Dönüşümsüz yol yorgunu
İbrişim döşeli yayla yaygısı
Seslen sesin gelsin
Sürgündeyim

Ak saçlı nene
Aksakallı dede yüz yüze sustular
Gökyüzüne baktı babam
Yeryüzüne baktı anam
Eee dedi ablam
Eee ötesi
Ötesi çeçil peyniri
Göyermiş tel tel ekmek arası
Ekmek dediysek
Arpa ekmeği
Yoksul

Tandır harlandı
Nur i şimşir kaşıkların sesiyle
Aş için
Ekmek için
İş için

Hani şimdi
Kimselerin doğmadığı
Kimselerin bilmediği
Kimselerin görmediği
Bir mekanın içinde
Sen varsın Güllü Nene
Bibi Sultan

Sen evet sen
Geçmişi olmayan
Geleceği sonsuz kere sonsuz olan
Üretimin anası
Hak hukuk ne varsa sana özel
Sana has bir görüntü
Güneşin kırağında
Sıcacık

Kaç adın var şu alemde
Arda Ana
Havva Ana
Bibi Sultan
Güllü Nene
Ötesini ben yazmayım
Sen de deme

Bütün şiirlerin dizesi benim
Bütün şarkıların notası ben
Ben baharı müjdeleyen cemreyim
İnsanların umut bağladığı
Ezgilerin diliyim
Uyanışların gözbebeği
Bibi Sultan Oğlu benim
İsyanların ortasında var olan

Nenem Bayburt kadını
Esma’nın kızı
Ehram içinde saklambaç
»Bayburt kalasında mendili kalmış
De get Bayburt de get sende ne kalmış«


Orhan Bahçıvan

Kızılgedik Dağları isimli kitabımdan...



[i] Hicret Eyle Destanı, Prof.

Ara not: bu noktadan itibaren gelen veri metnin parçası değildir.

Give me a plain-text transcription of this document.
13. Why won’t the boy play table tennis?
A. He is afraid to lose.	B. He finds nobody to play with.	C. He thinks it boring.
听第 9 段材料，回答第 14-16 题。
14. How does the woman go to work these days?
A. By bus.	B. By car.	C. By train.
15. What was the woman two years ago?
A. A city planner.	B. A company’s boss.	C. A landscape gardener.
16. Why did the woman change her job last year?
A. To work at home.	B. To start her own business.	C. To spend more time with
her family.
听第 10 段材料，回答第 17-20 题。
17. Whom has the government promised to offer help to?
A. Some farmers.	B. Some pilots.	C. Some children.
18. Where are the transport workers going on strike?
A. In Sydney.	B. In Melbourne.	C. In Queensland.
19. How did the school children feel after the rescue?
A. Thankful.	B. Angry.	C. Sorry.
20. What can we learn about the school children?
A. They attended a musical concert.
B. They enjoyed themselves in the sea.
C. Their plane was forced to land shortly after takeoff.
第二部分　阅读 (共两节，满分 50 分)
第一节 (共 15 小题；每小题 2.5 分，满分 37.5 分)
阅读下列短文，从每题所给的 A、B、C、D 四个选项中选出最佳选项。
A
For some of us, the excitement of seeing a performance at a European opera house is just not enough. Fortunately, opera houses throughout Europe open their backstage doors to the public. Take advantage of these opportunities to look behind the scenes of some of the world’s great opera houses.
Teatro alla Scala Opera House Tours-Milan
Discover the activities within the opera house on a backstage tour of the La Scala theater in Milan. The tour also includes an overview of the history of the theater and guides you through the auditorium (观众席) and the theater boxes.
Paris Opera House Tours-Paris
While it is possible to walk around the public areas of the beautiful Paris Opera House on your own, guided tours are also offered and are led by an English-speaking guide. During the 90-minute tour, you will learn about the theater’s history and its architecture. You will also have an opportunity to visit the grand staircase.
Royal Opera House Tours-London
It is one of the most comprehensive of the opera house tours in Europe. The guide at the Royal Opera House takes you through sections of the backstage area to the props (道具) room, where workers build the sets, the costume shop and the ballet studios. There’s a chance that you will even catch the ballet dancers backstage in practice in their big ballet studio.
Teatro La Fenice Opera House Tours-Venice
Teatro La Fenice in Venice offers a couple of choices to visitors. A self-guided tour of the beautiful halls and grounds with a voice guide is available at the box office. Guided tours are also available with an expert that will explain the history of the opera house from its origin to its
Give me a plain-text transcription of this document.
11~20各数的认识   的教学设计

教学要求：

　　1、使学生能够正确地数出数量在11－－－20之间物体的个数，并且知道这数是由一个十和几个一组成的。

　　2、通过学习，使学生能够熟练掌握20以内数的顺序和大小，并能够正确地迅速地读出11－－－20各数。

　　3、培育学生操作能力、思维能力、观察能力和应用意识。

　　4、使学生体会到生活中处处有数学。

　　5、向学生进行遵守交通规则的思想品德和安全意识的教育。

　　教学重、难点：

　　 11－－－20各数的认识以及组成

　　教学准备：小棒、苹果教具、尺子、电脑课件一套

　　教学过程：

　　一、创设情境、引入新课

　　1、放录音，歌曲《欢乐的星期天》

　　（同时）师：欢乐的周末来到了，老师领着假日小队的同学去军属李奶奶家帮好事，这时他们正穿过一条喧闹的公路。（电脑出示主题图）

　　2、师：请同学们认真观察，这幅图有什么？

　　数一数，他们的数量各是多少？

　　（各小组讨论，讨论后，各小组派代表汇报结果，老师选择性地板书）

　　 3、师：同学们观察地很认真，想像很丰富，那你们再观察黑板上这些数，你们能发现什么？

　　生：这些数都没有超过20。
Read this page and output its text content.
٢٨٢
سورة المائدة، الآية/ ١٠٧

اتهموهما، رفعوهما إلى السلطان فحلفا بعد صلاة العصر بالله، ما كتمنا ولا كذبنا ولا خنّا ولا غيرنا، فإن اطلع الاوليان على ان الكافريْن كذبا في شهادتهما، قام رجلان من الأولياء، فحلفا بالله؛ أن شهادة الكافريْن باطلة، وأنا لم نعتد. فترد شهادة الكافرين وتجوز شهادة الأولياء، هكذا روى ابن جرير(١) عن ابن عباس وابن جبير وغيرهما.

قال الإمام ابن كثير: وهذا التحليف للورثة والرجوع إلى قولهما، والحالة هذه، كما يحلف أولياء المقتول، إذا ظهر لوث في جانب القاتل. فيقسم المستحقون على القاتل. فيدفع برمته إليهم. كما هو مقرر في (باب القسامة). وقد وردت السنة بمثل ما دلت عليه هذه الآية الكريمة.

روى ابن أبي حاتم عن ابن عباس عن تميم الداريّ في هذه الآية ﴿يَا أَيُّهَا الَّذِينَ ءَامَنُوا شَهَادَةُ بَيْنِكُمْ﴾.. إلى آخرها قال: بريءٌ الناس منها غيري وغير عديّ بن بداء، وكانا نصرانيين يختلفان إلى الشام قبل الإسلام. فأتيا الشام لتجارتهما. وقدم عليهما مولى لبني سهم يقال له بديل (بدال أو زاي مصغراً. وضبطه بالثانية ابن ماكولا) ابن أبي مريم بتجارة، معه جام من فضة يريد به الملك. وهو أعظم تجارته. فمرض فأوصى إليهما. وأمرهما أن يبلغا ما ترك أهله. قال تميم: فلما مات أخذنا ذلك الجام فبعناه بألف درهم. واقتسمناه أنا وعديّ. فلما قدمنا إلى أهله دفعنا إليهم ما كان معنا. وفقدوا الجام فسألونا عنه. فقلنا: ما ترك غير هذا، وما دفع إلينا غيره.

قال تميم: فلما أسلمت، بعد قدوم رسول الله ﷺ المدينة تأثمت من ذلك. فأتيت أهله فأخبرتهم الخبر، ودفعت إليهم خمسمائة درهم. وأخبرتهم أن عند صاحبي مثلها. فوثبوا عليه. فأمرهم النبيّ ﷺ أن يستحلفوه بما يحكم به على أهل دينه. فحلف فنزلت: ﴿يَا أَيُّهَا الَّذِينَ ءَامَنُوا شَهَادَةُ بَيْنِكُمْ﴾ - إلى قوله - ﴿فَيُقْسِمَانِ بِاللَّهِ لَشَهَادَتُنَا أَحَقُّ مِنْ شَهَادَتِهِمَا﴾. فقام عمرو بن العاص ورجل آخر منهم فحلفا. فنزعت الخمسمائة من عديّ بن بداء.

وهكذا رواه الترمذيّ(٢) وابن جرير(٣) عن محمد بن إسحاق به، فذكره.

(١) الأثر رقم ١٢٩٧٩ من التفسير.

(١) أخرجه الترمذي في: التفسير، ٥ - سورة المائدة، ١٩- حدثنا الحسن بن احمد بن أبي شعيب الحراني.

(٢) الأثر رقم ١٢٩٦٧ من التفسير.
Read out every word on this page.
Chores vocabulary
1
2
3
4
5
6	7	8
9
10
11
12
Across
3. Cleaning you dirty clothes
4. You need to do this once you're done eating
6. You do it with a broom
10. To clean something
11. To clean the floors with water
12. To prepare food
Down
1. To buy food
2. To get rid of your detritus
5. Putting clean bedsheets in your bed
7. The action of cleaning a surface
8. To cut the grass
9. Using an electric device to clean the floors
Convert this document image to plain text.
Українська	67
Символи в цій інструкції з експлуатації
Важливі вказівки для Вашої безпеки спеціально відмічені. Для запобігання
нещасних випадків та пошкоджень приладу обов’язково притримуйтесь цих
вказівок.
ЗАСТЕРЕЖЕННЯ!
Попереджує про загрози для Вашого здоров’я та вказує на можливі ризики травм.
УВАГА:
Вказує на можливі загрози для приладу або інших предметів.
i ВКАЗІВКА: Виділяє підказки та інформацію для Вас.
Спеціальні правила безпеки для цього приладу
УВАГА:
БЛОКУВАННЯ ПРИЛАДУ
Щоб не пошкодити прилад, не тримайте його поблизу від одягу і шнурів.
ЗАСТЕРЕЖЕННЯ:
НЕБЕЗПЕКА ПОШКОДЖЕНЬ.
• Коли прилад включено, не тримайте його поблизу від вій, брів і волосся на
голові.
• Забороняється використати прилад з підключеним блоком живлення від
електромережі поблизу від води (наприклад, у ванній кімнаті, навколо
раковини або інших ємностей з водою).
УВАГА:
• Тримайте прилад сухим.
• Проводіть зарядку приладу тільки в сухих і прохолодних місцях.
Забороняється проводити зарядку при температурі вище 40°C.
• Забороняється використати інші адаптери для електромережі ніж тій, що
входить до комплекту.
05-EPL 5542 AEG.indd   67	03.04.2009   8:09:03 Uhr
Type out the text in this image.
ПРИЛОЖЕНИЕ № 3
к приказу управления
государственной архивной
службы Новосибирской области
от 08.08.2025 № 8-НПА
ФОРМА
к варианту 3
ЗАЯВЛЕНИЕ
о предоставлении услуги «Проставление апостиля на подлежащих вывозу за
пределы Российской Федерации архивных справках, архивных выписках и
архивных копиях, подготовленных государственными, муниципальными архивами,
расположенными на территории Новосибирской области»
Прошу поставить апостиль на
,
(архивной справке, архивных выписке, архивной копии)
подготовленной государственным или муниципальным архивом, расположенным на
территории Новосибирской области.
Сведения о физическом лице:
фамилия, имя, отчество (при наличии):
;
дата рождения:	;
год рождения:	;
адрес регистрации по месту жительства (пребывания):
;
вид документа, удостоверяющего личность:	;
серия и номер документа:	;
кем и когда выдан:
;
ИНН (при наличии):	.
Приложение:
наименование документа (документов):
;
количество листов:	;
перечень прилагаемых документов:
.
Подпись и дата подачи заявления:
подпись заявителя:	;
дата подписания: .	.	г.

Dr. M. Fahrettin Kırzıoğlu, Edebiyatımızda Kars, İstanbul, 1958, s. 53.
[ii] Kızılırmak: Aras Nehrinin eski adıdır.

Hiç yorum yok:

Yorum Gönder

Sarı Gelin Ezgisi!

Sarı Gelin Ezgisi! Bu dağlar Kızılgedik Dağları Vay Sinan Ölsün Sarı Gelin! Geçtim tüm kapıları ansızın Pencereleri öylece Dolaştım sokak...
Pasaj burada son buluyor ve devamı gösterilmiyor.